There has been little progress in the adoption of D-cinema in Hollywood, however, simply because there is little incentive for the studios to chip in on the cost of replacing traditional film projectors with top-of-the-line digital ones, which run in the neighborhood of $150,000 each. Hollywood continues to earn huge profits from film prints and the three-tier system of producer-distributor-exhibitor, so if it ain’t broke, why fix it?

In fact, the studios have much to lose, as the approach Pix Cinema is proposing would allow indie producers and exhibitors to grow outside of the current system. It might also make distributors unnecessary to indie producers.

Pix Cinema has developed a website where indie producers can post their films and trailers and advertisers can post their cinema spots. Exhibitors can then log on to pick and choose the content they wish to run at their theatres and when, and the material would then be digitally delivered. This would allow exhibitors greater scheduling flexibility than if they were in possession of the costly print of a current Hollywood film, which they would maximize by running on a particular screen to the exclusion of all other possible content for a certain period of time.

Pix Cinema offers both terrestrial and satellite digital content delivery, the latter facilitating the delivery of content to remote regions that do not have enough bandwidth for terrestrial. As the panel agreed, the question is not whether audiences are seeing better quality with digital projection, it’s about whether audiences, especially those in rural areas, are able to see indie content at all. And therein lies one of digital distribution’s greatest advantages.

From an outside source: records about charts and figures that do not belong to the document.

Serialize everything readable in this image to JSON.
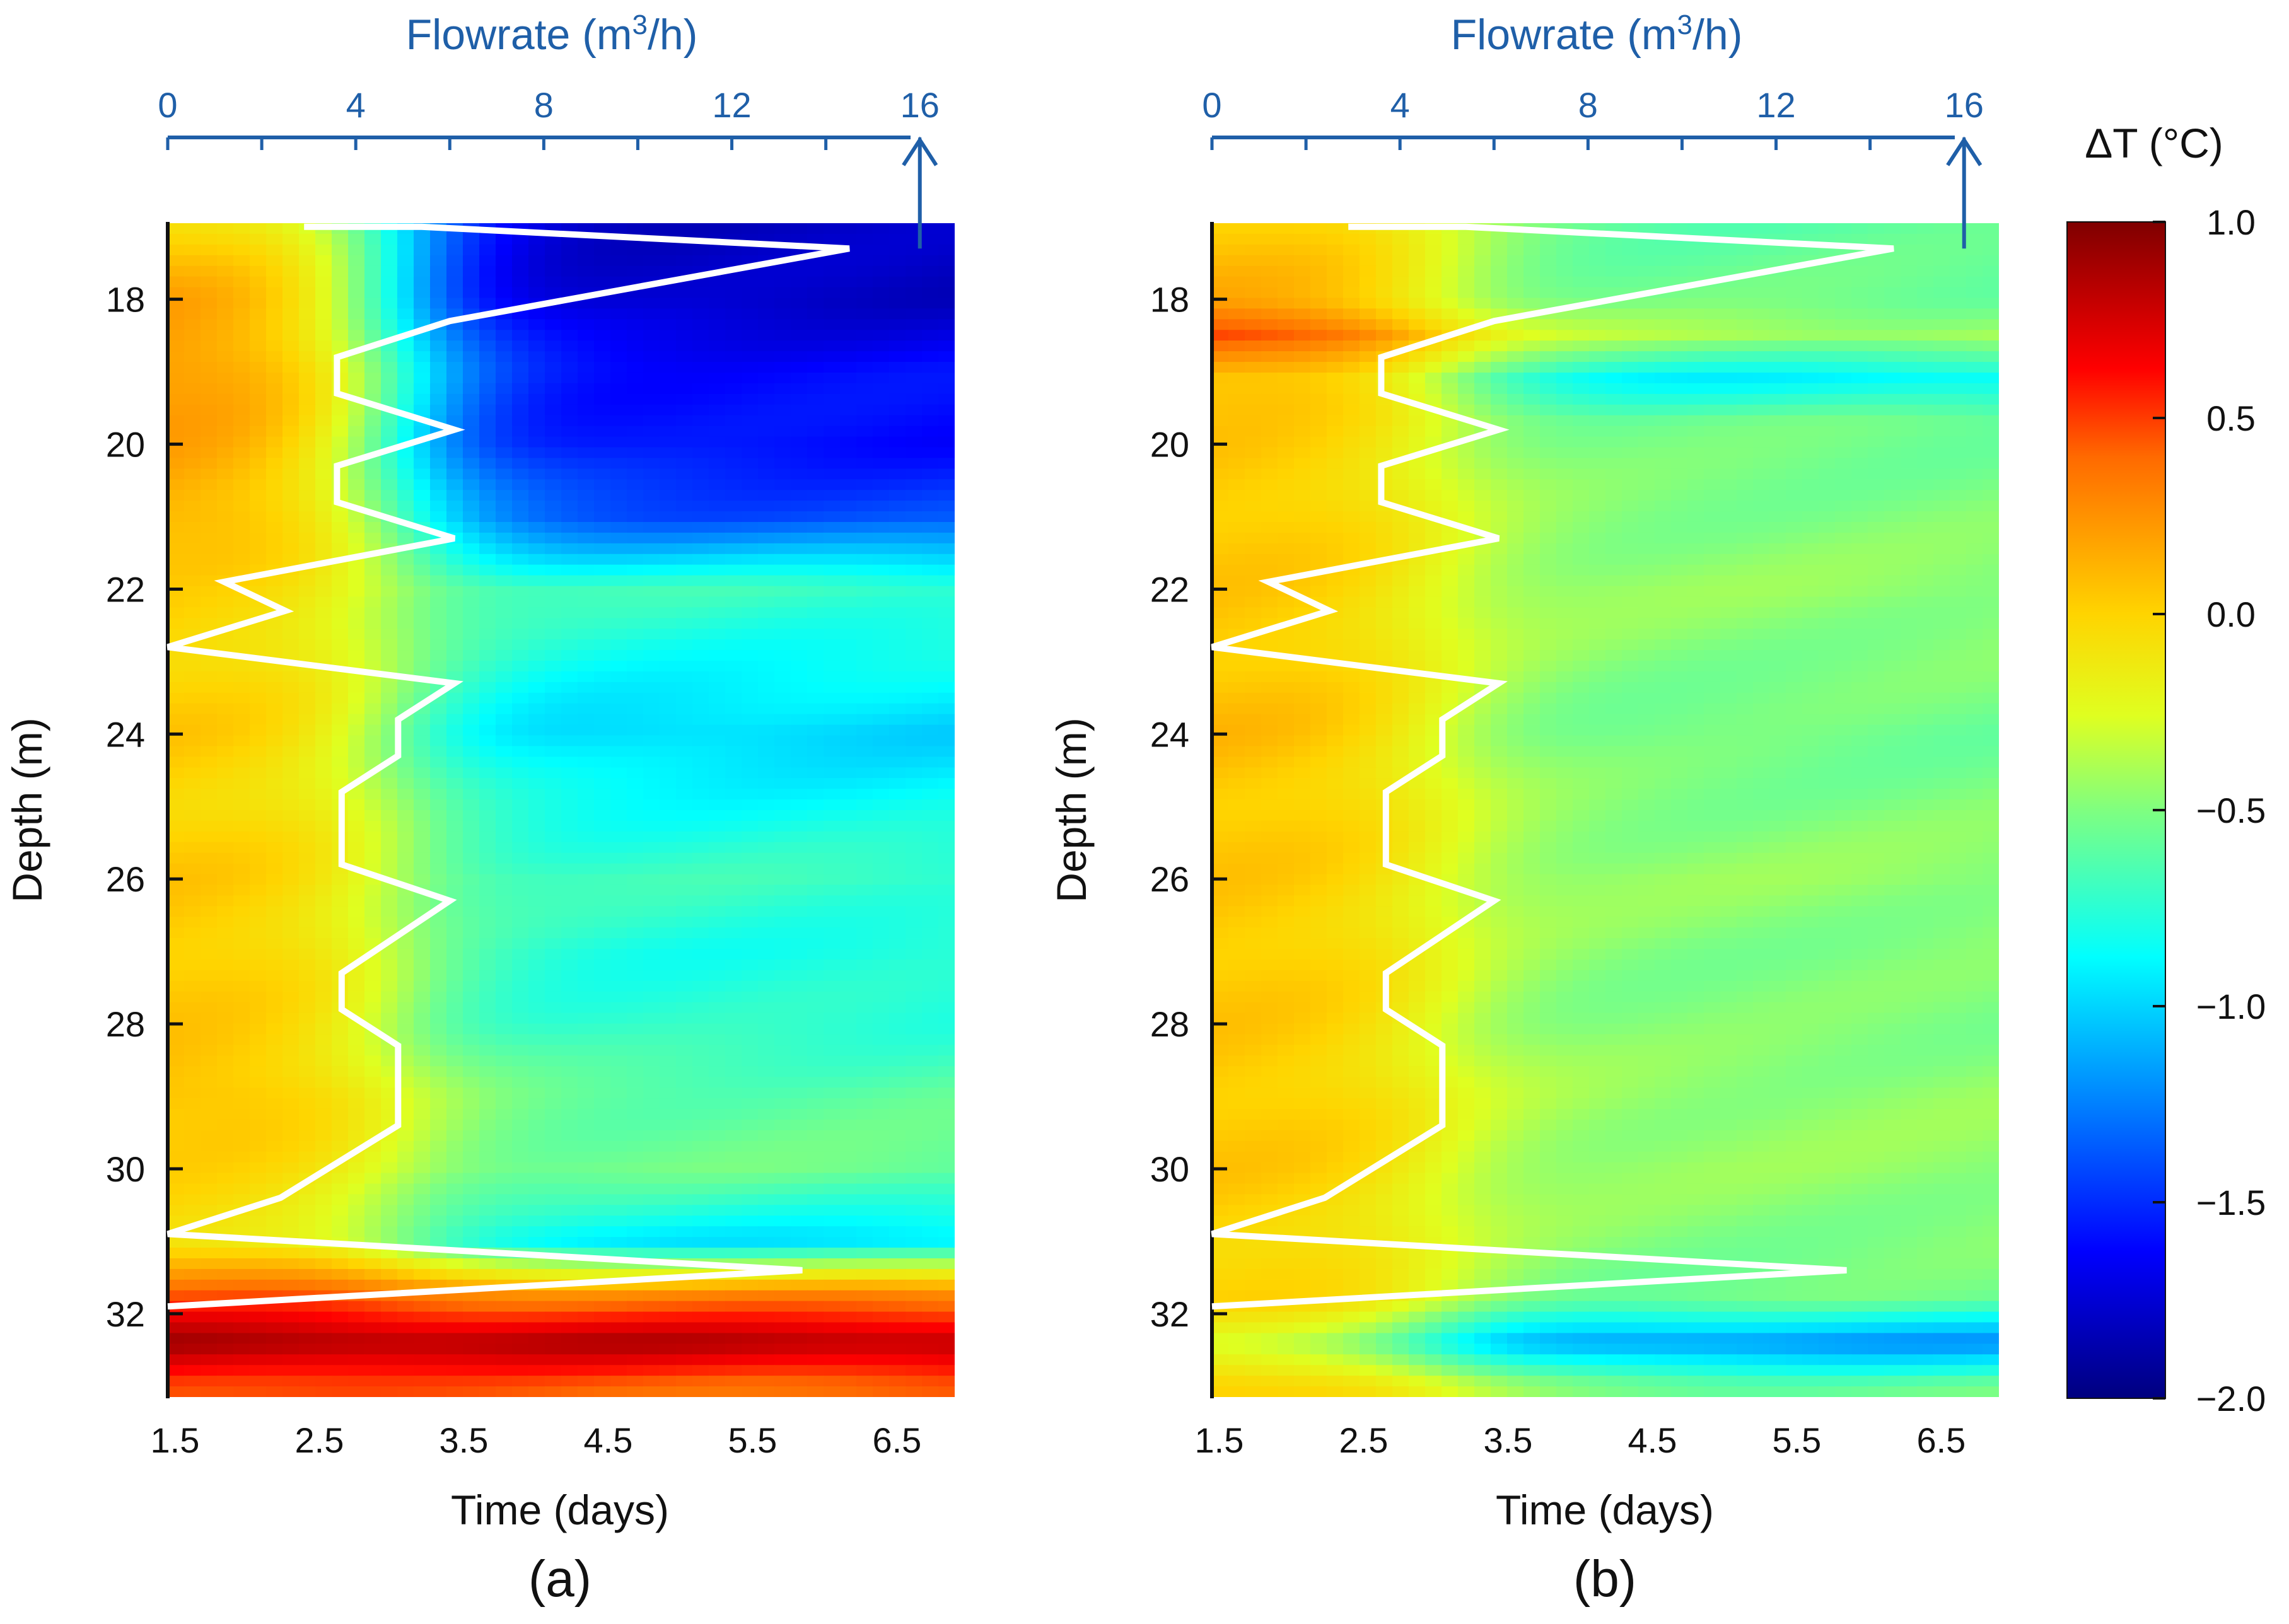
{
  "figure": {
    "panels": [
      "(a)",
      "(b)"
    ],
    "colorbar": {
      "title": "ΔT (°C)",
      "ticks": [
        "1.0",
        "0.5",
        "0.0",
        "−0.5",
        "−1.0",
        "−1.5",
        "−2.0"
      ],
      "range": [
        -2.0,
        1.0
      ]
    }
  },
  "chart_data": [
    {
      "type": "heatmap",
      "panel_label": "(a)",
      "xlabel": "Time (days)",
      "ylabel": "Depth (m)",
      "x_ticks": [
        "1.5",
        "2.5",
        "3.5",
        "4.5",
        "5.5",
        "6.5"
      ],
      "y_ticks": [
        "18",
        "20",
        "22",
        "24",
        "26",
        "28",
        "30",
        "32"
      ],
      "xlim": [
        1.45,
        6.9
      ],
      "ylim_depth": [
        16.95,
        33.15
      ],
      "top_axis": {
        "title": "Flowrate (m3/h)",
        "title_main": "Flowrate (m",
        "title_sup": "3",
        "title_end": "/h)",
        "ticks": [
          "0",
          "4",
          "8",
          "12",
          "16"
        ],
        "range": [
          0,
          16.5
        ],
        "arrow_at": 16
      },
      "heat_rows": [
        {
          "depth": 17.0,
          "cold": -1.8,
          "warm": 0.0
        },
        {
          "depth": 18.0,
          "cold": -1.8,
          "warm": 0.2
        },
        {
          "depth": 19.0,
          "cold": -1.6,
          "warm": 0.25
        },
        {
          "depth": 20.0,
          "cold": -1.6,
          "warm": 0.2
        },
        {
          "depth": 21.0,
          "cold": -1.4,
          "warm": 0.15
        },
        {
          "depth": 22.0,
          "cold": -0.7,
          "warm": 0.0
        },
        {
          "depth": 23.0,
          "cold": -0.85,
          "warm": 0.0
        },
        {
          "depth": 24.0,
          "cold": -1.0,
          "warm": 0.05
        },
        {
          "depth": 25.0,
          "cold": -0.85,
          "warm": 0.0
        },
        {
          "depth": 26.0,
          "cold": -0.7,
          "warm": 0.05
        },
        {
          "depth": 27.0,
          "cold": -0.8,
          "warm": 0.05
        },
        {
          "depth": 28.0,
          "cold": -0.75,
          "warm": 0.05
        },
        {
          "depth": 29.0,
          "cold": -0.6,
          "warm": 0.1
        },
        {
          "depth": 30.0,
          "cold": -0.55,
          "warm": 0.0
        },
        {
          "depth": 31.0,
          "cold": -0.95,
          "warm": -0.05
        },
        {
          "depth": 31.7,
          "cold": 0.25,
          "warm": 0.4
        },
        {
          "depth": 32.4,
          "cold": 0.85,
          "warm": 0.9
        },
        {
          "depth": 33.0,
          "cold": 0.4,
          "warm": 0.5
        }
      ],
      "flow_profile": [
        {
          "depth": 17.0,
          "flow": 2.9
        },
        {
          "depth": 17.0,
          "flow": 5.4
        },
        {
          "depth": 17.3,
          "flow": 14.5
        },
        {
          "depth": 18.3,
          "flow": 6.0
        },
        {
          "depth": 18.8,
          "flow": 3.6
        },
        {
          "depth": 19.3,
          "flow": 3.6
        },
        {
          "depth": 19.8,
          "flow": 6.1
        },
        {
          "depth": 20.3,
          "flow": 3.6
        },
        {
          "depth": 20.8,
          "flow": 3.6
        },
        {
          "depth": 21.3,
          "flow": 6.1
        },
        {
          "depth": 21.9,
          "flow": 1.2
        },
        {
          "depth": 22.3,
          "flow": 2.5
        },
        {
          "depth": 22.8,
          "flow": 0.0
        },
        {
          "depth": 23.3,
          "flow": 6.1
        },
        {
          "depth": 23.8,
          "flow": 4.9
        },
        {
          "depth": 24.3,
          "flow": 4.9
        },
        {
          "depth": 24.8,
          "flow": 3.7
        },
        {
          "depth": 25.8,
          "flow": 3.7
        },
        {
          "depth": 26.3,
          "flow": 6.0
        },
        {
          "depth": 27.3,
          "flow": 3.7
        },
        {
          "depth": 27.8,
          "flow": 3.7
        },
        {
          "depth": 28.3,
          "flow": 4.9
        },
        {
          "depth": 29.4,
          "flow": 4.9
        },
        {
          "depth": 30.4,
          "flow": 2.4
        },
        {
          "depth": 30.9,
          "flow": 0.0
        },
        {
          "depth": 31.4,
          "flow": 13.5
        },
        {
          "depth": 31.9,
          "flow": 0.0
        }
      ]
    },
    {
      "type": "heatmap",
      "panel_label": "(b)",
      "xlabel": "Time (days)",
      "ylabel": "Depth (m)",
      "x_ticks": [
        "1.5",
        "2.5",
        "3.5",
        "4.5",
        "5.5",
        "6.5"
      ],
      "y_ticks": [
        "18",
        "20",
        "22",
        "24",
        "26",
        "28",
        "30",
        "32"
      ],
      "xlim": [
        1.45,
        6.9
      ],
      "ylim_depth": [
        16.95,
        33.15
      ],
      "top_axis": {
        "title": "Flowrate (m3/h)",
        "title_main": "Flowrate (m",
        "title_sup": "3",
        "title_end": "/h)",
        "ticks": [
          "0",
          "4",
          "8",
          "12",
          "16"
        ],
        "range": [
          0,
          16.5
        ],
        "arrow_at": 16
      },
      "heat_rows": [
        {
          "depth": 17.0,
          "cold": -0.6,
          "warm": 0.05
        },
        {
          "depth": 18.0,
          "cold": -0.55,
          "warm": 0.15
        },
        {
          "depth": 18.5,
          "cold": -0.4,
          "warm": 0.5
        },
        {
          "depth": 19.1,
          "cold": -0.9,
          "warm": 0.1
        },
        {
          "depth": 19.7,
          "cold": -0.55,
          "warm": 0.05
        },
        {
          "depth": 21.0,
          "cold": -0.5,
          "warm": 0.05
        },
        {
          "depth": 22.0,
          "cold": -0.45,
          "warm": 0.05
        },
        {
          "depth": 23.0,
          "cold": -0.5,
          "warm": 0.05
        },
        {
          "depth": 24.0,
          "cold": -0.55,
          "warm": 0.1
        },
        {
          "depth": 25.0,
          "cold": -0.5,
          "warm": 0.05
        },
        {
          "depth": 26.0,
          "cold": -0.45,
          "warm": 0.05
        },
        {
          "depth": 27.0,
          "cold": -0.5,
          "warm": 0.05
        },
        {
          "depth": 28.0,
          "cold": -0.5,
          "warm": 0.05
        },
        {
          "depth": 29.0,
          "cold": -0.45,
          "warm": 0.05
        },
        {
          "depth": 30.0,
          "cold": -0.45,
          "warm": 0.05
        },
        {
          "depth": 31.0,
          "cold": -0.5,
          "warm": 0.0
        },
        {
          "depth": 31.8,
          "cold": -0.55,
          "warm": 0.0
        },
        {
          "depth": 32.4,
          "cold": -1.2,
          "warm": -0.3
        },
        {
          "depth": 33.0,
          "cold": -0.55,
          "warm": 0.05
        }
      ],
      "flow_profile": [
        {
          "depth": 17.0,
          "flow": 2.9
        },
        {
          "depth": 17.0,
          "flow": 5.4
        },
        {
          "depth": 17.3,
          "flow": 14.5
        },
        {
          "depth": 18.3,
          "flow": 6.0
        },
        {
          "depth": 18.8,
          "flow": 3.6
        },
        {
          "depth": 19.3,
          "flow": 3.6
        },
        {
          "depth": 19.8,
          "flow": 6.1
        },
        {
          "depth": 20.3,
          "flow": 3.6
        },
        {
          "depth": 20.8,
          "flow": 3.6
        },
        {
          "depth": 21.3,
          "flow": 6.1
        },
        {
          "depth": 21.9,
          "flow": 1.2
        },
        {
          "depth": 22.3,
          "flow": 2.5
        },
        {
          "depth": 22.8,
          "flow": 0.0
        },
        {
          "depth": 23.3,
          "flow": 6.1
        },
        {
          "depth": 23.8,
          "flow": 4.9
        },
        {
          "depth": 24.3,
          "flow": 4.9
        },
        {
          "depth": 24.8,
          "flow": 3.7
        },
        {
          "depth": 25.8,
          "flow": 3.7
        },
        {
          "depth": 26.3,
          "flow": 6.0
        },
        {
          "depth": 27.3,
          "flow": 3.7
        },
        {
          "depth": 27.8,
          "flow": 3.7
        },
        {
          "depth": 28.3,
          "flow": 4.9
        },
        {
          "depth": 29.4,
          "flow": 4.9
        },
        {
          "depth": 30.4,
          "flow": 2.4
        },
        {
          "depth": 30.9,
          "flow": 0.0
        },
        {
          "depth": 31.4,
          "flow": 13.5
        },
        {
          "depth": 31.9,
          "flow": 0.0
        }
      ]
    }
  ]
}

Ken Prue, VP marketing at Galaxy Entertainment, which runs 14 Galaxy multiplexes nationwide, talked about how Galaxy’s Waterloo, ON location has kicked the box-office butts of its non-digital competitors when offering digital screenings of Hollywood films such as Star Wars: Episode II – Attack of the Clones. Using less expensive LCD projectors, the venue has also experienced full houses when digitally projecting non-traditional forms of theatrical content, such as university football games. Earlier this year, Galaxy’s Waterloo location screened Danforth Studios’ (now Greystone Studios) 24p HD feature Drop Dead Roses via a satellite teleport in Toronto operated by Telesat Canada.